Diazepam, a lipophilic drug with CNS activity, serves here as a model to investigate the efficacy of SubMicron Emulsion (SME) as a novel transdermal vehicle. Diazepam was formulated in various topical regular creams and SubMicron Emulsion creams of different compositions. The different formulations were applied topically and protection against Pentamethylenetetrazole induced convulsive effects in mice was monitored. The efficacy of Diazepam applied topically in emulsion creams strongly depends on the oil droplet size and to a lesser degree--on the formulation composition and the oil type. Processing medium-chain-triglyceride (MCT) emulsion with a high-pressure homogenizer causes a drastic reduction in the droplet size, thereby significantly increasing the transdermal activity of Diazepam. In this case both the high-pressure homogenization and the presence of lecithin, an efficient dispersant, contribute to the effective droplet size reduction of below 1 micron, usually between 100-300 nm. The SubMicron Emulsions as vehicles for transdermal delivery of Diazepam generate significant systemic activity of the drug as compared with regular creams or ointments. Transdermal delivery of Diazepam via SME formulations is very effective, and the activity may reach the range of parenteral delivery. A single application of Diazepam in SME cream to mice skin provides pronounced transdermal drug delivery and prolonged protective activity up to 6 hours.

Submicron emulsion vehicle for enhanced transdermal delivery of steroidal and nonsteroidal antiinflammatory drugs.

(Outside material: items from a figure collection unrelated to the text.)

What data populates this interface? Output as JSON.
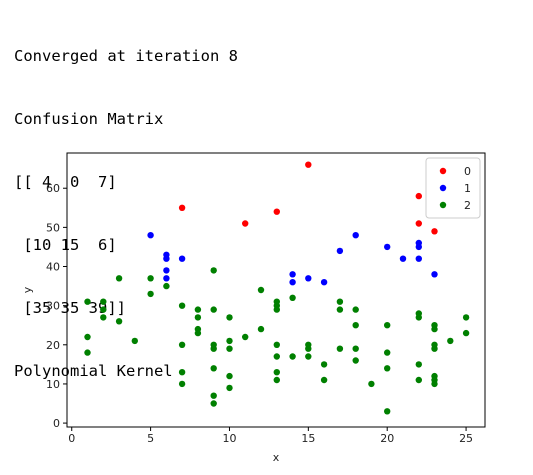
{
  "output_lines": [
    "Converged at iteration 8",
    "Confusion Matrix",
    "[[ 4  0  7]",
    " [10 15  6]",
    " [35 35 39]]",
    "Polynomial Kernel"
  ],
  "chart_data": {
    "type": "scatter",
    "title": "",
    "xlabel": "x",
    "ylabel": "y",
    "xlim": [
      -0.3,
      26.2
    ],
    "ylim": [
      -1,
      69
    ],
    "xticks": [
      0,
      5,
      10,
      15,
      20,
      25
    ],
    "yticks": [
      0,
      10,
      20,
      30,
      40,
      50,
      60
    ],
    "grid": false,
    "legend_position": "upper right",
    "series": [
      {
        "name": "0",
        "color": "#ff0000",
        "points": [
          [
            7,
            55
          ],
          [
            11,
            51
          ],
          [
            13,
            54
          ],
          [
            15,
            66
          ],
          [
            22,
            58
          ],
          [
            22,
            51
          ],
          [
            23,
            49
          ]
        ]
      },
      {
        "name": "1",
        "color": "#0000ff",
        "points": [
          [
            5,
            48
          ],
          [
            6,
            43
          ],
          [
            6,
            42
          ],
          [
            6,
            39
          ],
          [
            6,
            37
          ],
          [
            7,
            42
          ],
          [
            14,
            38
          ],
          [
            14,
            36
          ],
          [
            15,
            37
          ],
          [
            16,
            36
          ],
          [
            17,
            44
          ],
          [
            18,
            48
          ],
          [
            20,
            45
          ],
          [
            21,
            42
          ],
          [
            22,
            46
          ],
          [
            22,
            45
          ],
          [
            22,
            42
          ],
          [
            23,
            38
          ]
        ]
      },
      {
        "name": "2",
        "color": "#008000",
        "points": [
          [
            1,
            31
          ],
          [
            1,
            22
          ],
          [
            1,
            18
          ],
          [
            2,
            31
          ],
          [
            2,
            29
          ],
          [
            2,
            27
          ],
          [
            3,
            37
          ],
          [
            3,
            26
          ],
          [
            4,
            21
          ],
          [
            5,
            37
          ],
          [
            5,
            33
          ],
          [
            6,
            35
          ],
          [
            7,
            30
          ],
          [
            7,
            20
          ],
          [
            7,
            13
          ],
          [
            7,
            10
          ],
          [
            8,
            29
          ],
          [
            8,
            27
          ],
          [
            8,
            24
          ],
          [
            8,
            23
          ],
          [
            9,
            39
          ],
          [
            9,
            29
          ],
          [
            9,
            20
          ],
          [
            9,
            19
          ],
          [
            9,
            14
          ],
          [
            9,
            7
          ],
          [
            9,
            5
          ],
          [
            10,
            27
          ],
          [
            10,
            21
          ],
          [
            10,
            19
          ],
          [
            10,
            12
          ],
          [
            10,
            9
          ],
          [
            11,
            22
          ],
          [
            12,
            34
          ],
          [
            12,
            24
          ],
          [
            13,
            31
          ],
          [
            13,
            30
          ],
          [
            13,
            29
          ],
          [
            13,
            20
          ],
          [
            13,
            17
          ],
          [
            13,
            13
          ],
          [
            13,
            11
          ],
          [
            14,
            32
          ],
          [
            14,
            17
          ],
          [
            15,
            20
          ],
          [
            15,
            19
          ],
          [
            15,
            17
          ],
          [
            16,
            15
          ],
          [
            16,
            11
          ],
          [
            17,
            31
          ],
          [
            17,
            29
          ],
          [
            17,
            19
          ],
          [
            18,
            29
          ],
          [
            18,
            25
          ],
          [
            18,
            19
          ],
          [
            18,
            16
          ],
          [
            19,
            10
          ],
          [
            20,
            25
          ],
          [
            20,
            18
          ],
          [
            20,
            14
          ],
          [
            20,
            3
          ],
          [
            22,
            28
          ],
          [
            22,
            27
          ],
          [
            22,
            15
          ],
          [
            22,
            11
          ],
          [
            23,
            25
          ],
          [
            23,
            24
          ],
          [
            23,
            20
          ],
          [
            23,
            19
          ],
          [
            23,
            12
          ],
          [
            23,
            11
          ],
          [
            23,
            10
          ],
          [
            24,
            21
          ],
          [
            25,
            27
          ],
          [
            25,
            23
          ]
        ]
      }
    ]
  }
}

Significant improvement is demonstrated for transdermal delivery of steroidal and nonsteroidal antiinflammatory drugs (NSAID), including betamethasone valerate and dipropionate, indomethacin, diclofenac, piroxicam, and naproxen, when formulated in a submicron Emulsion (SME) vehicle rather than in standard creams. SMEs comprise oil droplets, with mean size of approximately 100 nm (0.1 micron), dispersed in a continuous water phase. Hydrophobic drugs are incorporated into the oil phase of the SME, resulting in improved penetration and increased efficacy of the incorporated antiinflammatory drug. The performance of medicated topical SME was compared with that of regular topical cream formulations, as measured by the carrageenan-induced paw edema rat model. Indomethacin in SME topical vehicle was 50% more active than in regular cream base, Diclofenac in SME proved to be 40% more active than Voltaren Emulgel. Improvement of steroidal antiinflammatory drugs action in topical SME cream was even more pronounced; that is, up to 3-4-fold. Antiinflammatory drugs in SME also demonstrate noticeable systemic activity, but for regional edema treatment, local delivery is advantageous. The new SME delivery system was tested for primary irritation in humans in a 48-h trial. Low irritancy and excellent human acceptance for SME placebo or diclofenac-loaded SME cream make this novel transdermal/topical DDS attractive for further development.